É difícil estimar do total de paradas cardíacas relacionadas aos efeitos da Covid-19 ou aquelas que seriam decorrentes de outros problemas secundários, mas a influência da infecção no sucesso de sobrevida ou não é evidente, diz Pedram Sultanian, aluno de doutorado na Universidade de Gothenburg (Suécia) e primeiro autor do estudo.
"Nosso estudo mostra claramente que infartos e Covid-19 são uma combinação letal. Pacientes com Covid devem ser monitorados intensivamente, e medidas para prevenir paradas cardíacas devem ser tomadas, como por exemplo o uso contínuo de monitores cardíacos nesses pacientes de alto risco."
Como os pacientes com Covid-19 sofrem com falta de ar, uma das possíveis causas associadas com a alta mortalidade fora do ambiente hospitalar é o tratamento por massagem cardíaca simples, sem ventilação acessória (que pode ser o famoso "boca a boca", se ocorrer fora de uma ambulância, ou o uso de balões de oxigênio nesses transportes).

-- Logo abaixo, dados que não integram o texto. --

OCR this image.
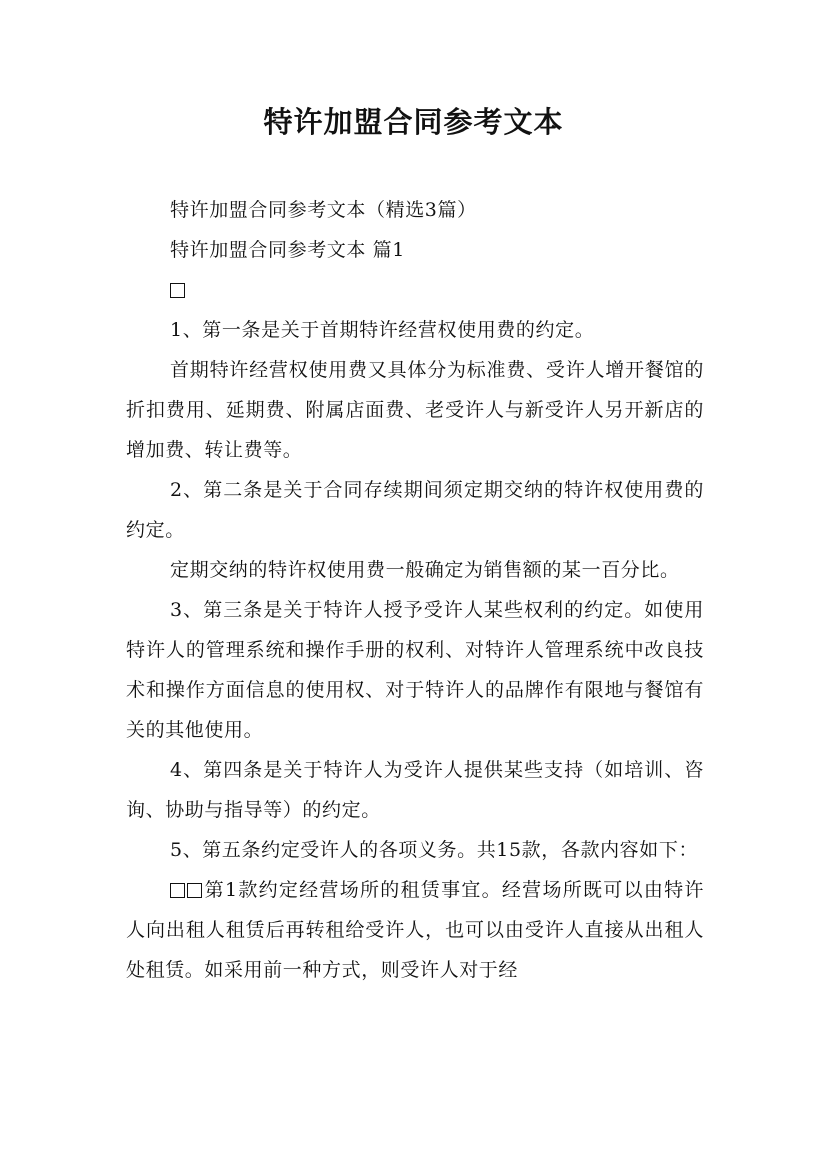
特许加盟合同参考文本

特许加盟合同参考文本（精选3篇）

特许加盟合同参考文本 篇1

1、第一条是关于首期特许经营权使用费的约定。

首期特许经营权使用费又具体分为标准费、受许人增开餐馆的折扣费用、延期费、附属店面费、老受许人与新受许人另开新店的增加费、转让费等。

2、第二条是关于合同存续期间须定期交纳的特许权使用费的约定。

定期交纳的特许权使用费一般确定为销售额的某一百分比。

3、第三条是关于特许人授予受许人某些权利的约定。如使用特许人的管理系统和操作手册的权利、对特许人管理系统中改良技术和操作方面信息的使用权、对于特许人的品牌作有限地与餐馆有关的其他使用。

4、第四条是关于特许人为受许人提供某些支持（如培训、咨询、协助与指导等）的约定。

5、第五条约定受许人的各项义务。共15款，各款内容如下：

第1款约定经营场所的租赁事宜。经营场所既可以由特许人向出租人租赁后再转租给受许人，也可以由受许人直接从出租人处租赁。如采用前一种方式，则受许人对于经
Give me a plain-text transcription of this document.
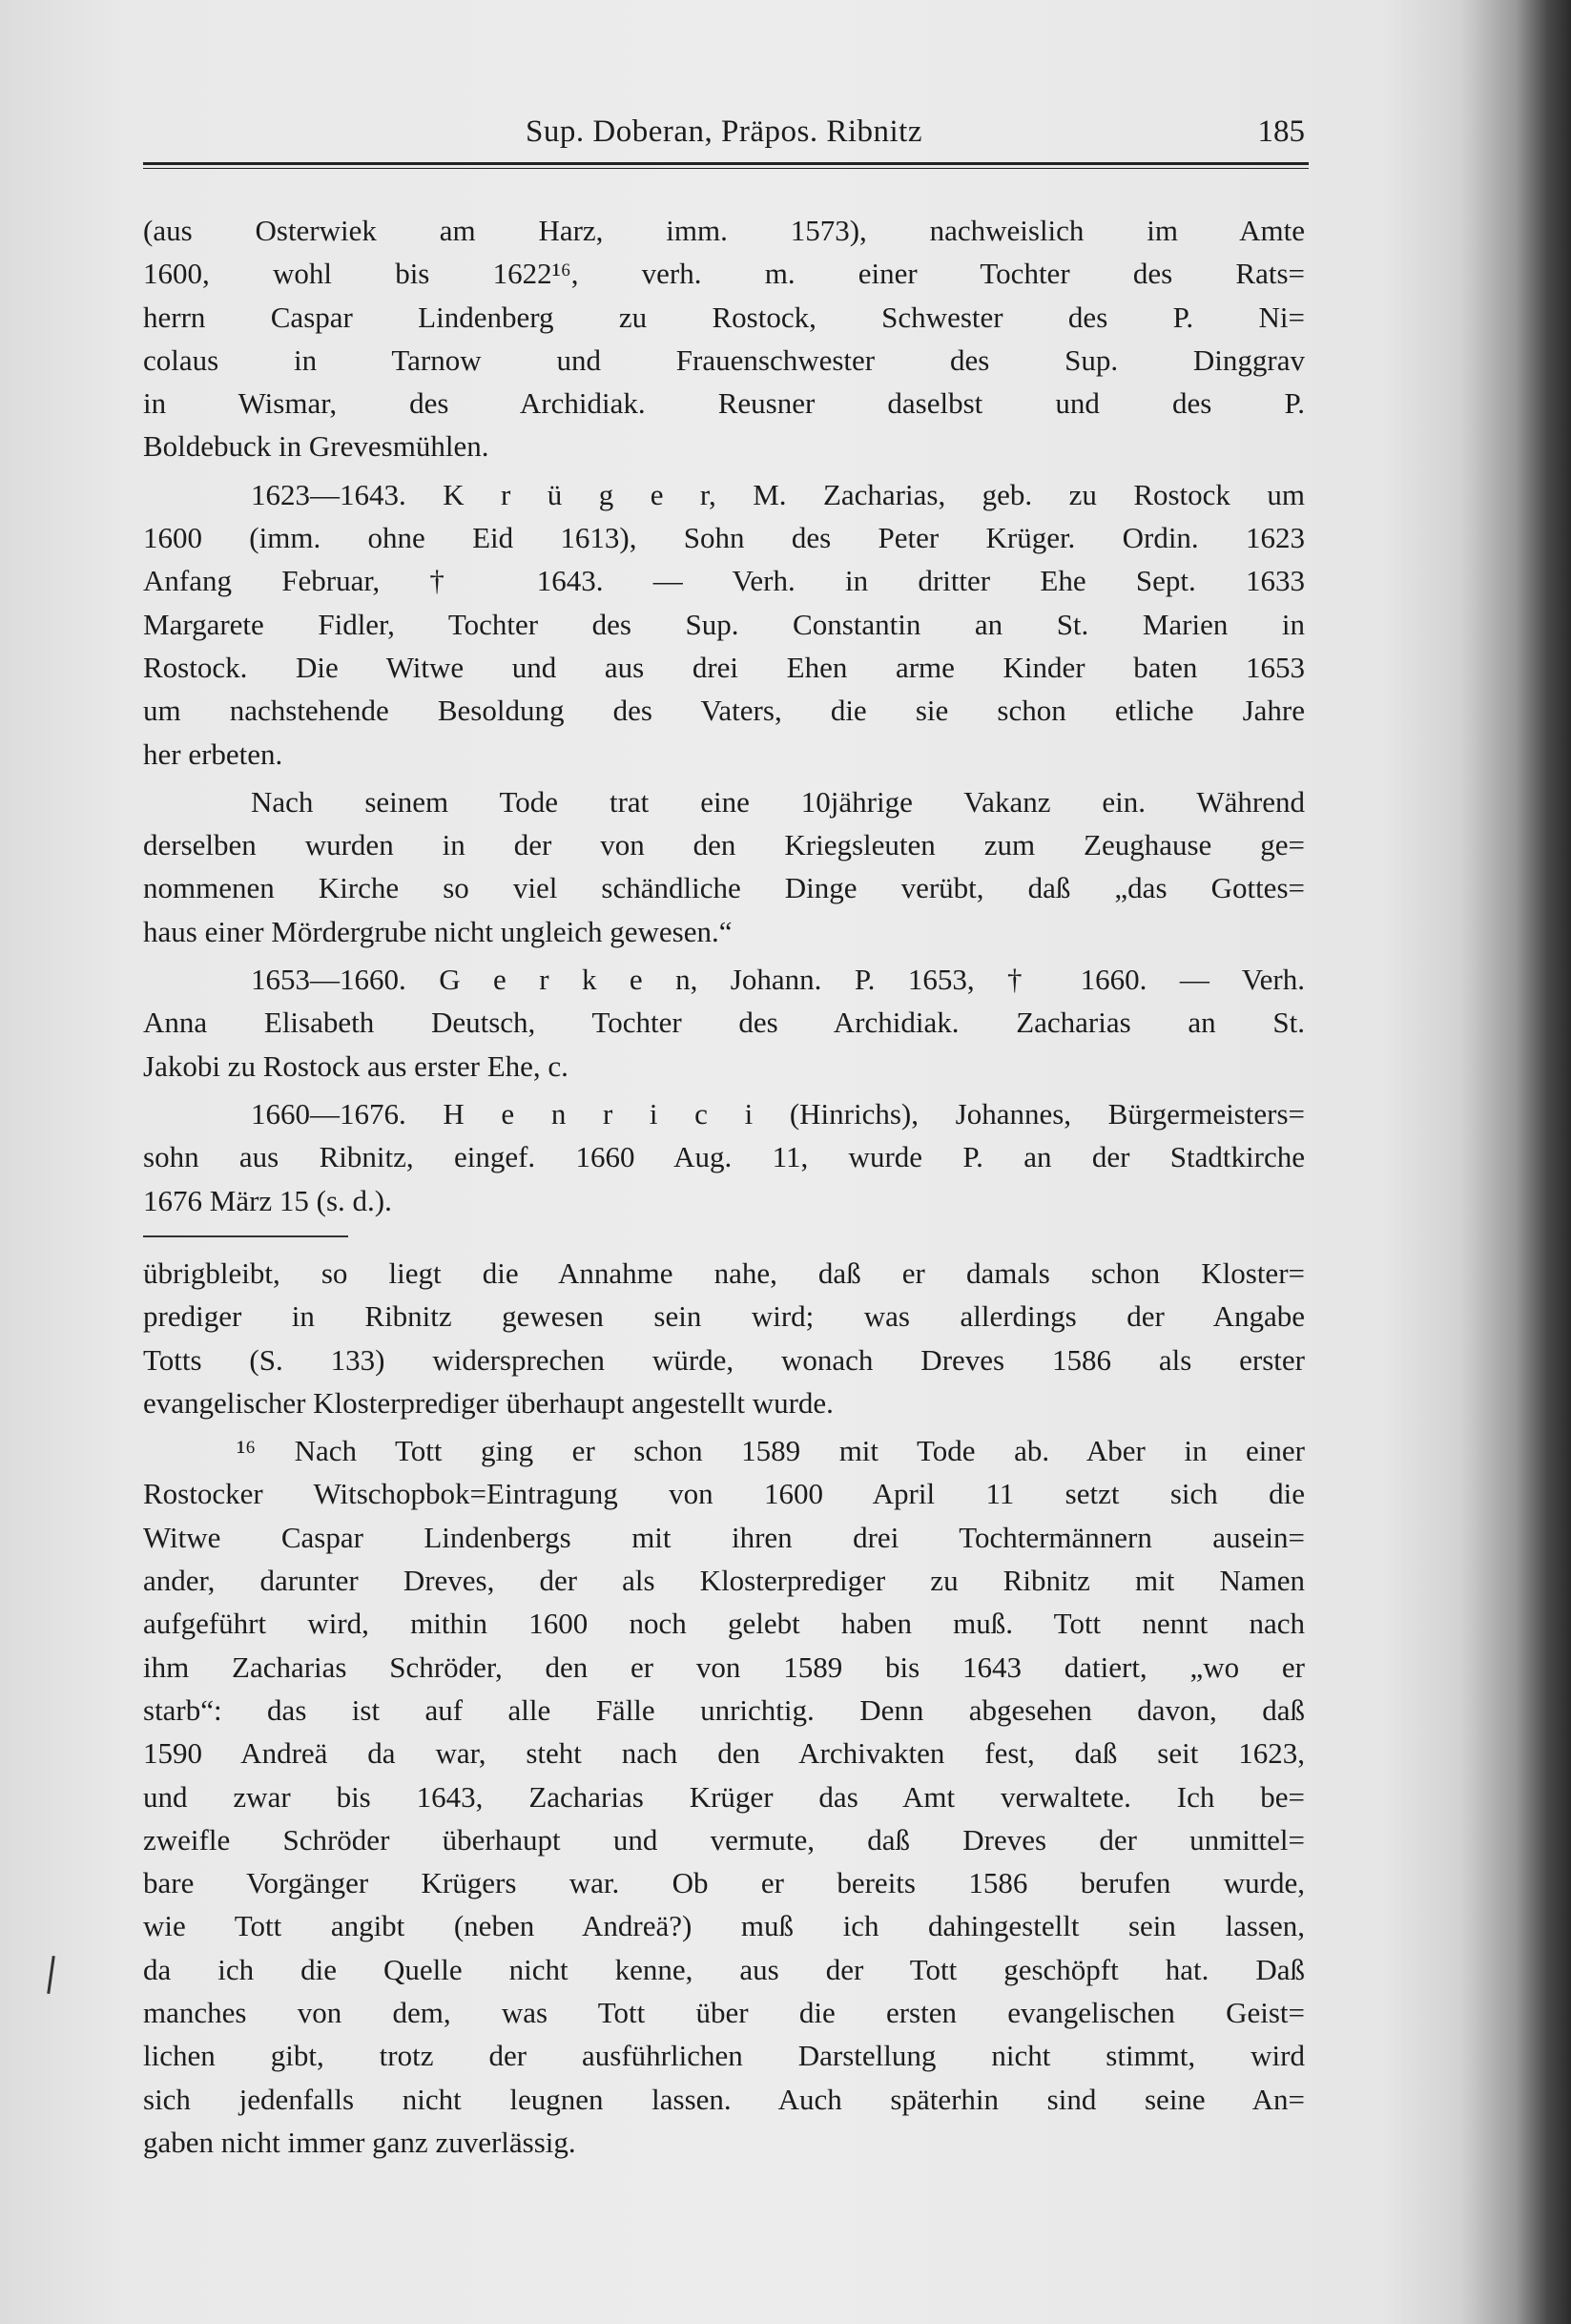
Sup. Doberan, Präpos. Ribnitz	185
(aus Osterwiek am Harz, imm. 1573), nachweislich im Amte
1600, wohl bis 1622¹⁶, verh. m. einer Tochter des Rats=
herrn Caspar Lindenberg zu Rostock, Schwester des P. Ni=
colaus in Tarnow und Frauenschwester des Sup. Dinggrav
in Wismar, des Archidiak. Reusner daselbst und des P.
Boldebuck in Grevesmühlen.
1623—1643. K r ü g e r, M. Zacharias, geb. zu Rostock um
1600 (imm. ohne Eid 1613), Sohn des Peter Krüger. Ordin. 1623
Anfang Februar, † 1643. — Verh. in dritter Ehe Sept. 1633
Margarete Fidler, Tochter des Sup. Constantin an St. Marien in
Rostock. Die Witwe und aus drei Ehen arme Kinder baten 1653
um nachstehende Besoldung des Vaters, die sie schon etliche Jahre
her erbeten.
Nach seinem Tode trat eine 10jährige Vakanz ein. Während
derselben wurden in der von den Kriegsleuten zum Zeughause ge=
nommenen Kirche so viel schändliche Dinge verübt, daß „das Gottes=
haus einer Mördergrube nicht ungleich gewesen.“
1653—1660. G e r k e n, Johann. P. 1653, † 1660. — Verh.
Anna Elisabeth Deutsch, Tochter des Archidiak. Zacharias an St.
Jakobi zu Rostock aus erster Ehe, c.
1660—1676. H e n r i c i (Hinrichs), Johannes, Bürgermeisters=
sohn aus Ribnitz, eingef. 1660 Aug. 11, wurde P. an der Stadtkirche
1676 März 15 (s. d.).
übrigbleibt, so liegt die Annahme nahe, daß er damals schon Kloster=
prediger in Ribnitz gewesen sein wird; was allerdings der Angabe
Totts (S. 133) widersprechen würde, wonach Dreves 1586 als erster
evangelischer Klosterprediger überhaupt angestellt wurde.
¹⁶ Nach Tott ging er schon 1589 mit Tode ab. Aber in einer
Rostocker Witschopbok=Eintragung von 1600 April 11 setzt sich die
Witwe Caspar Lindenbergs mit ihren drei Tochtermännern ausein=
ander, darunter Dreves, der als Klosterprediger zu Ribnitz mit Namen
aufgeführt wird, mithin 1600 noch gelebt haben muß. Tott nennt nach
ihm Zacharias Schröder, den er von 1589 bis 1643 datiert, „wo er
starb“: das ist auf alle Fälle unrichtig. Denn abgesehen davon, daß
1590 Andreä da war, steht nach den Archivakten fest, daß seit 1623,
und zwar bis 1643, Zacharias Krüger das Amt verwaltete. Ich be=
zweifle Schröder überhaupt und vermute, daß Dreves der unmittel=
bare Vorgänger Krügers war. Ob er bereits 1586 berufen wurde,
wie Tott angibt (neben Andreä?) muß ich dahingestellt sein lassen,
da ich die Quelle nicht kenne, aus der Tott geschöpft hat. Daß
manches von dem, was Tott über die ersten evangelischen Geist=
lichen gibt, trotz der ausführlichen Darstellung nicht stimmt, wird
sich jedenfalls nicht leugnen lassen. Auch späterhin sind seine An=
gaben nicht immer ganz zuverlässig.
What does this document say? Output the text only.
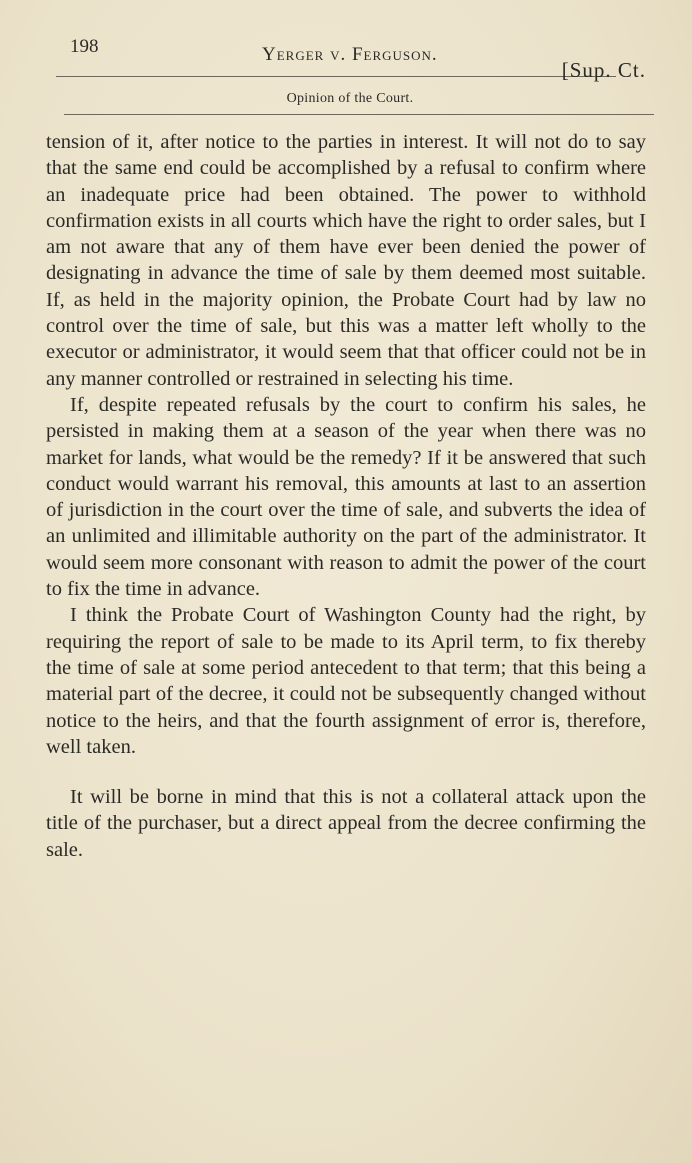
198	Yerger v. Ferguson.
[Sup. Ct.
Opinion of the Court.

tension of it, after notice to the parties in interest. It will not do to say that the same end could be accomplished by a refusal to confirm where an inadequate price had been obtained. The power to withhold confirmation exists in all courts which have the right to order sales, but I am not aware that any of them have ever been denied the power of designating in advance the time of sale by them deemed most suitable. If, as held in the majority opinion, the Probate Court had by law no control over the time of sale, but this was a matter left wholly to the executor or administrator, it would seem that that officer could not be in any manner controlled or restrained in selecting his time.

If, despite repeated refusals by the court to confirm his sales, he persisted in making them at a season of the year when there was no market for lands, what would be the remedy? If it be answered that such conduct would warrant his removal, this amounts at last to an assertion of jurisdiction in the court over the time of sale, and subverts the idea of an unlimited and illimitable authority on the part of the administrator. It would seem more consonant with reason to admit the power of the court to fix the time in advance.

I think the Probate Court of Washington County had the right, by requiring the report of sale to be made to its April term, to fix thereby the time of sale at some period antecedent to that term; that this being a material part of the decree, it could not be subsequently changed without notice to the heirs, and that the fourth assignment of error is, therefore, well taken.

It will be borne in mind that this is not a collateral attack upon the title of the purchaser, but a direct appeal from the decree confirming the sale.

"Embora a literatura mostre que a aplicação de massagem cardíaca simples por pessoas não-especialistas pode ser tão efetiva para a sobrevivência quanto a massagem associada à ventilação, isso parece não se aplicar para os casos de pacientes com Covid-19, uma vez que o principal sintoma apresentado por eles é a falência respiratória", diz o artigo.
O estudo, porém, possui algumas limitações. Os dados se referem somente à região de Estocolmo (Suécia). O país, embora tenha sido um dos que sofreram com a pandemia, foi o único no continente europeu que não adotou um lockdown ou medidas mais duras contra a pandemia. As autoridades entenderam que seria melhor "deixar a pandemia rolar solta", com a economia aberta, para atingir a chamada "imunidade de rebanho".